Towards Building the Federated GPT: Federated Instruction Tuning

While "instruction-tuned" generative large language models (LLMs) have demonstrated an impressive ability to generalize to new tasks, the training phases heavily rely on large amounts of diverse and high-quality instruction data (such as ChatGPT and GPT-4). Unfortunately, acquiring high-quality data, especially when it comes to human-written data, can pose significant challenges both in terms of cost and accessibility. Moreover, concerns related to privacy can further limit access to such data, making the process of obtaining it a complex and nuanced undertaking. Consequently, this hinders the generality of the tuned models and may restrict their effectiveness in certain contexts. To tackle this issue, our study introduces a new approach called Federated Instruction Tuning (FedIT), which leverages federated learning (FL) as the learning framework for the instruction tuning of LLMs. This marks the first exploration of FL-based instruction tuning for LLMs. This is especially important since text data is predominantly generated by end users. Therefore, it is imperative to design and adapt FL approaches to effectively leverage these users' diverse instructions stored on local devices, while preserving privacy and ensuring data security. In the current paper, by conducting widely used GPT-4 auto-evaluation, we demonstrate that by exploiting the heterogeneous and diverse sets of instructions on the client's end with the proposed framework FedIT, we improved the performance of LLMs compared to centralized training with only limited local instructions. Further, in this paper, we developed a Github repository named Shepherd. This repository offers a foundational framework for exploring federated fine-tuning of LLMs using heterogeneous instructions across diverse categories.

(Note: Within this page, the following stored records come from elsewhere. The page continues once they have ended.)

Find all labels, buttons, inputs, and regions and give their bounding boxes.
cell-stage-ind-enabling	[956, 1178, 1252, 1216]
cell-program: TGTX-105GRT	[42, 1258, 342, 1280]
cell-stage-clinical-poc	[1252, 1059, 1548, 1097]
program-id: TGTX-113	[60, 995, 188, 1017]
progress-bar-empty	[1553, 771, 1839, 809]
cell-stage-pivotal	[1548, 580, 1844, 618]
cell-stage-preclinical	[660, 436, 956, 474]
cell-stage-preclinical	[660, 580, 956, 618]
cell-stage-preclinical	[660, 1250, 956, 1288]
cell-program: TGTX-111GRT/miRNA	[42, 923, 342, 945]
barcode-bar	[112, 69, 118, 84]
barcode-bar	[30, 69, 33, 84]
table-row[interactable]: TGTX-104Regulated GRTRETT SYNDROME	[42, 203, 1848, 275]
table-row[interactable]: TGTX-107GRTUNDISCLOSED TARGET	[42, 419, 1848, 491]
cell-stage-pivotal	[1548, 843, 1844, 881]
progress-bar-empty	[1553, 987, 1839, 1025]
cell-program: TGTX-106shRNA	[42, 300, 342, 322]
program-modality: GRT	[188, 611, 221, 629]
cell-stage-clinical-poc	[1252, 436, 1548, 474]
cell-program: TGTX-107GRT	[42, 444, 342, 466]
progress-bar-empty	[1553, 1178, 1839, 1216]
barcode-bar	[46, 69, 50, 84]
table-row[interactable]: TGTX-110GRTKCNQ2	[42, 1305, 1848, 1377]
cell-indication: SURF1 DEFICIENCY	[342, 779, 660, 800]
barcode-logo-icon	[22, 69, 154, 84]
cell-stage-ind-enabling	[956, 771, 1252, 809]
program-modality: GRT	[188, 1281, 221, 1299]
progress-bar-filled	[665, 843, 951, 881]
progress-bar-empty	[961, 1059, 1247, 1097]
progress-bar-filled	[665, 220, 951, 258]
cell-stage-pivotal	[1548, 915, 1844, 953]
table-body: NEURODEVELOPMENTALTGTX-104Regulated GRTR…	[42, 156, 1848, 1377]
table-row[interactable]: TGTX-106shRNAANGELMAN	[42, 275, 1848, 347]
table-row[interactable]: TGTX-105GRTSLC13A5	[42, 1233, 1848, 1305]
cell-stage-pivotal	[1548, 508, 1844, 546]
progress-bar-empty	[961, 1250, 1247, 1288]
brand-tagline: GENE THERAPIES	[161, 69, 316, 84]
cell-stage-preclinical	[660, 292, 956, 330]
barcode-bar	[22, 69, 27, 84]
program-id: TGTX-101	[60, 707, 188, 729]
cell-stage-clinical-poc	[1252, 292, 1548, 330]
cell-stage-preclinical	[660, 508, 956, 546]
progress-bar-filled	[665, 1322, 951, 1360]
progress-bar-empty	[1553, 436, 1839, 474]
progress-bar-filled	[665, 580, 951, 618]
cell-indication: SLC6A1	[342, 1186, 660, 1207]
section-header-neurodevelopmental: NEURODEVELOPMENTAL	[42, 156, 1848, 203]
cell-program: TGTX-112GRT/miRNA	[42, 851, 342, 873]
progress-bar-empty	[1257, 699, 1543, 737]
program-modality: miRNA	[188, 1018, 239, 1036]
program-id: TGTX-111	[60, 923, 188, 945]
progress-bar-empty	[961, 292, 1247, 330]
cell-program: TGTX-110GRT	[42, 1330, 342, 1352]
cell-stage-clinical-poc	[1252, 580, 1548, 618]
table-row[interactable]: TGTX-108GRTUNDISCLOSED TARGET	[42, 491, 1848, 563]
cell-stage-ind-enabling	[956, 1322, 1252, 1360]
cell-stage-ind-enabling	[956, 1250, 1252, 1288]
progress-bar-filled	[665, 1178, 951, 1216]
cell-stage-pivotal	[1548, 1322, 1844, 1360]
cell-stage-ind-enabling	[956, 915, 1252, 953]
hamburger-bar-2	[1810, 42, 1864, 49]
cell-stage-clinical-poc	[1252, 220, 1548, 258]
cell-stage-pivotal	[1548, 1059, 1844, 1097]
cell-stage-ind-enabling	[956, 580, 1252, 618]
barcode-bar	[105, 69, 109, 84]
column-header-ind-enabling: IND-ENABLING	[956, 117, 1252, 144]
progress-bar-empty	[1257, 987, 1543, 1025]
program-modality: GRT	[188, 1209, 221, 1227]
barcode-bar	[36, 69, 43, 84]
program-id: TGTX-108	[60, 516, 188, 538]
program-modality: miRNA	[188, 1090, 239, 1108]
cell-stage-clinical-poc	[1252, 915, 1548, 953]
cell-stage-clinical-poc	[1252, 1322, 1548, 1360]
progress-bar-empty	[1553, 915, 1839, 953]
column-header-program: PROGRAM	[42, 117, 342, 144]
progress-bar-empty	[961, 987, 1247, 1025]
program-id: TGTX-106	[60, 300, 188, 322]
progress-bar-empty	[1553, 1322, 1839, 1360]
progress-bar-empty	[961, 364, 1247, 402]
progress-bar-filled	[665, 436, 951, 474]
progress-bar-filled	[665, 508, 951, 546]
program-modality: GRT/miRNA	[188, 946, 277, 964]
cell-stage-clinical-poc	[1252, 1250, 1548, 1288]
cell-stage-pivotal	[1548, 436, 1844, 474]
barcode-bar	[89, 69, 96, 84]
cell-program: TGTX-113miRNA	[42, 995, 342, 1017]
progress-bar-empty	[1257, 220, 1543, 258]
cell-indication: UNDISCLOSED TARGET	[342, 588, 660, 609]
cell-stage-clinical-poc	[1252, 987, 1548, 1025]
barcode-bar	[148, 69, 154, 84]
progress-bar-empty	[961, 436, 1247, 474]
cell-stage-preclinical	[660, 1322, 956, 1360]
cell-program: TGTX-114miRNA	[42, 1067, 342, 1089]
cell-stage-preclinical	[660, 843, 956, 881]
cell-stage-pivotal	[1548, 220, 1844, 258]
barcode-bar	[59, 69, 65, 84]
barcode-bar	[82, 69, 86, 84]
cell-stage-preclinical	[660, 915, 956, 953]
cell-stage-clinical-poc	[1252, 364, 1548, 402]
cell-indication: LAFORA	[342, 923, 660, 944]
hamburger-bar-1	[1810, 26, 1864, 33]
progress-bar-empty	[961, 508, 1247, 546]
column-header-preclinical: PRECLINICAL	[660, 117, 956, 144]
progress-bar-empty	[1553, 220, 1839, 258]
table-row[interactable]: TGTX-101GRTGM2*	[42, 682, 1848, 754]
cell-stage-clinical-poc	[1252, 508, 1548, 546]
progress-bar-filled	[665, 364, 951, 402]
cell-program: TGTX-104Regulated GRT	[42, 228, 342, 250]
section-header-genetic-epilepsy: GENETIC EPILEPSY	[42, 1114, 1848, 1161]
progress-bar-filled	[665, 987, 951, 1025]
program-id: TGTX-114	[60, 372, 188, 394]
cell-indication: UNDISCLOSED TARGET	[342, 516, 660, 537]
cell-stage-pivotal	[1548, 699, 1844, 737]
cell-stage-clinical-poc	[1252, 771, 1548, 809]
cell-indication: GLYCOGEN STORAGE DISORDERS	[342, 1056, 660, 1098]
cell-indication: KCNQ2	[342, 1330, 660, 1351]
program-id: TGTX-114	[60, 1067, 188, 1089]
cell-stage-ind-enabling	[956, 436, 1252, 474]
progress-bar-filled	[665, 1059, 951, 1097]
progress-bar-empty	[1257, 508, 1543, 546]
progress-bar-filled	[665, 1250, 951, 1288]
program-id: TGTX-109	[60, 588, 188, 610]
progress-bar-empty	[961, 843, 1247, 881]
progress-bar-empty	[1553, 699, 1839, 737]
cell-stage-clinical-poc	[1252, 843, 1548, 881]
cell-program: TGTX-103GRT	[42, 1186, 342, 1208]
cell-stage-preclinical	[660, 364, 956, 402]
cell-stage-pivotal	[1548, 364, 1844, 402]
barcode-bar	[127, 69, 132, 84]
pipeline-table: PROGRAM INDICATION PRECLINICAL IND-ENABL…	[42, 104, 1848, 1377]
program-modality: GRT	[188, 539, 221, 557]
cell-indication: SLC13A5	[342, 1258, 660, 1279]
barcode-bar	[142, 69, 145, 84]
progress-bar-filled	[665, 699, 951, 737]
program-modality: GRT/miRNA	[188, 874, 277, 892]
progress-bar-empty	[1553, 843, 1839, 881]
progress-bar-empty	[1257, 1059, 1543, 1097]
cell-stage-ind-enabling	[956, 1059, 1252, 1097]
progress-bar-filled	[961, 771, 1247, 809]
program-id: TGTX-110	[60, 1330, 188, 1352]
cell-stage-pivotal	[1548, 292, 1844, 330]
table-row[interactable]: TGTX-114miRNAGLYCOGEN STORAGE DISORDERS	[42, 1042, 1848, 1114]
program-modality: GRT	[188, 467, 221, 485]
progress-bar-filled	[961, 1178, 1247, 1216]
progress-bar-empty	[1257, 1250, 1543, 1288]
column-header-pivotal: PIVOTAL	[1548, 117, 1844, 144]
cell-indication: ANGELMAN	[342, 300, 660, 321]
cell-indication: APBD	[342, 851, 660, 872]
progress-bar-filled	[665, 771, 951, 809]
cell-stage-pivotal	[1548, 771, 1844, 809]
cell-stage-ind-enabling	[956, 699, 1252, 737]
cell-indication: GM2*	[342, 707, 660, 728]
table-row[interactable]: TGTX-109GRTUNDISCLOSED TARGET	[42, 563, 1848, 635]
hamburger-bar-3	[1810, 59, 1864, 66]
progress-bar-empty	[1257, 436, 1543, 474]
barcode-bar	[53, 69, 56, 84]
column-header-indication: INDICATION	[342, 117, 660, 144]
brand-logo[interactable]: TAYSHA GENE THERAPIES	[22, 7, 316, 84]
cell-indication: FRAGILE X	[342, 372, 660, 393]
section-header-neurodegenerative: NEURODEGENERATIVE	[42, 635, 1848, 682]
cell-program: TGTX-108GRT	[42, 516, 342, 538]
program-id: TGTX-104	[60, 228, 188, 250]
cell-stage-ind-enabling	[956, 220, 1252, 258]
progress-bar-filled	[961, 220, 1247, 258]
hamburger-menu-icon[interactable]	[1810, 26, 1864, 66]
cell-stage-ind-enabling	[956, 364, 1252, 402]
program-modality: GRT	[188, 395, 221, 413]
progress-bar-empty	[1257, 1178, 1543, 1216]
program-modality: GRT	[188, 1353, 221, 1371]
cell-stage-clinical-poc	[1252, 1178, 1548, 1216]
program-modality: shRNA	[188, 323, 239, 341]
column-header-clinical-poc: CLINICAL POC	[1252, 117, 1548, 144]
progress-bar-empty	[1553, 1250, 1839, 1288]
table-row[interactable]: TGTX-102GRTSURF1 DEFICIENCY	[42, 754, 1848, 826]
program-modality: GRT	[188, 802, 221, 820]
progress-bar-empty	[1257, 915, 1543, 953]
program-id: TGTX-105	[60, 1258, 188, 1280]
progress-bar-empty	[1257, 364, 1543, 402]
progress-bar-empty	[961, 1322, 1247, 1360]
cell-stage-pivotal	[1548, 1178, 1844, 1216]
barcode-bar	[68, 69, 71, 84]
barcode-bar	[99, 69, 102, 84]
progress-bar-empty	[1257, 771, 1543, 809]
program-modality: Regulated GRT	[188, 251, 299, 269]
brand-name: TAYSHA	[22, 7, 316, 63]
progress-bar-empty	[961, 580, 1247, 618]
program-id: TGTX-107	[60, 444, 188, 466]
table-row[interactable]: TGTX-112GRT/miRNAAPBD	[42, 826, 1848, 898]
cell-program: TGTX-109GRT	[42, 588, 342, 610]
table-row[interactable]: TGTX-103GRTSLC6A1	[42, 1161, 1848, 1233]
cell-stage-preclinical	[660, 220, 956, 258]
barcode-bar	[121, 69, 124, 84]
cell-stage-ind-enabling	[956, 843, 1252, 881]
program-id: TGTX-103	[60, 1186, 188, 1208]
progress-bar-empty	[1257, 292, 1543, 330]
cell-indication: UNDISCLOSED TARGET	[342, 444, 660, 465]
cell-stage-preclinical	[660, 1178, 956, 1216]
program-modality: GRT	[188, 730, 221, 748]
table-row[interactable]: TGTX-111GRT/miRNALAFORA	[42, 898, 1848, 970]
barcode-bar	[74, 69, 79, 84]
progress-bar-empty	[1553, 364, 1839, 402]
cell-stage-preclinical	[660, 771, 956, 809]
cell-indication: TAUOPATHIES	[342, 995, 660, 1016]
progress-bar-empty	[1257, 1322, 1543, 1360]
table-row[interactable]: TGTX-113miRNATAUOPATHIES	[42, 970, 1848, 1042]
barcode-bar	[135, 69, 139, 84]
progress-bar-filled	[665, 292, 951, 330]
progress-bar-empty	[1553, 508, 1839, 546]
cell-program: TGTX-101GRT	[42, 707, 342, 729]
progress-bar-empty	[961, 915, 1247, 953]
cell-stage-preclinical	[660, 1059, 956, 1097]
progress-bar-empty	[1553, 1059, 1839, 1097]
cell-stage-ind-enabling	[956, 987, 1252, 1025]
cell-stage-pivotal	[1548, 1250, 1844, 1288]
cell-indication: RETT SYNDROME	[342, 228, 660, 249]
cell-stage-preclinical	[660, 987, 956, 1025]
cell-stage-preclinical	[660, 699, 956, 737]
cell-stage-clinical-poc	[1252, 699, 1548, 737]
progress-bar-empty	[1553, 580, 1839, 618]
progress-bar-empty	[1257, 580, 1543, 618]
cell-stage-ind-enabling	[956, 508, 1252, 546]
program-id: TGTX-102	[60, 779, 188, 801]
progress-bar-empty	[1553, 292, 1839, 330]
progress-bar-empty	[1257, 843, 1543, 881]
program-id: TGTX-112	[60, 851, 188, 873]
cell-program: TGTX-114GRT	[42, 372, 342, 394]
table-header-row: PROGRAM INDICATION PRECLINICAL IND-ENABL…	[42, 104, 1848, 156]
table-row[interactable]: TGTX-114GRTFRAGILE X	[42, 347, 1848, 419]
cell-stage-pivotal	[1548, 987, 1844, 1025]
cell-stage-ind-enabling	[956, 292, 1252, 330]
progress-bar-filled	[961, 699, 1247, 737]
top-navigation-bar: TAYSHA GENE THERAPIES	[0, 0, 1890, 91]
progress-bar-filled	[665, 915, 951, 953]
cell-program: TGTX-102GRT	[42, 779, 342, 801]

翻译：尽管“指令微调”后的生成式大型语言模型（LLM）已展现出对新任务的卓越泛化能力，但训练阶段严重依赖大量多样化且高质量的指令数据（如ChatGPT和GPT-4）。然而，获取高质量数据（尤其是人工编写的数据）在成本和可获取性方面均面临重大挑战。此外，隐私相关问题进一步限制了此类数据的获取，使得数据收集过程变得复杂而微妙。这阻碍了微调模型的通用性，并可能限制其在特定场景下的有效性。为解决这一问题，本研究提出了一种名为“联邦指令微调”（FedIT）的新方法，该方法利用联邦学习（FL）作为LLM指令微调的学习框架。这是首次探索基于FL的LLM指令微调方法。由于文本数据主要由最终用户生成，因此设计和适配FL方法以有效利用本地设备上存储的用户多样化指令，同时保护隐私并确保数据安全至关重要。本文通过广泛使用的GPT-4自动评估证明，利用客户端异构且多样化的指令集，结合所提出的FedIT框架，相比仅使用有限本地指令的集中式训练，我们提升了LLM的性能。此外，本文开发了名为Shepherd的GitHub仓库。该仓库为探索跨不同类别异构指令的LLM联邦微调提供了基础框架。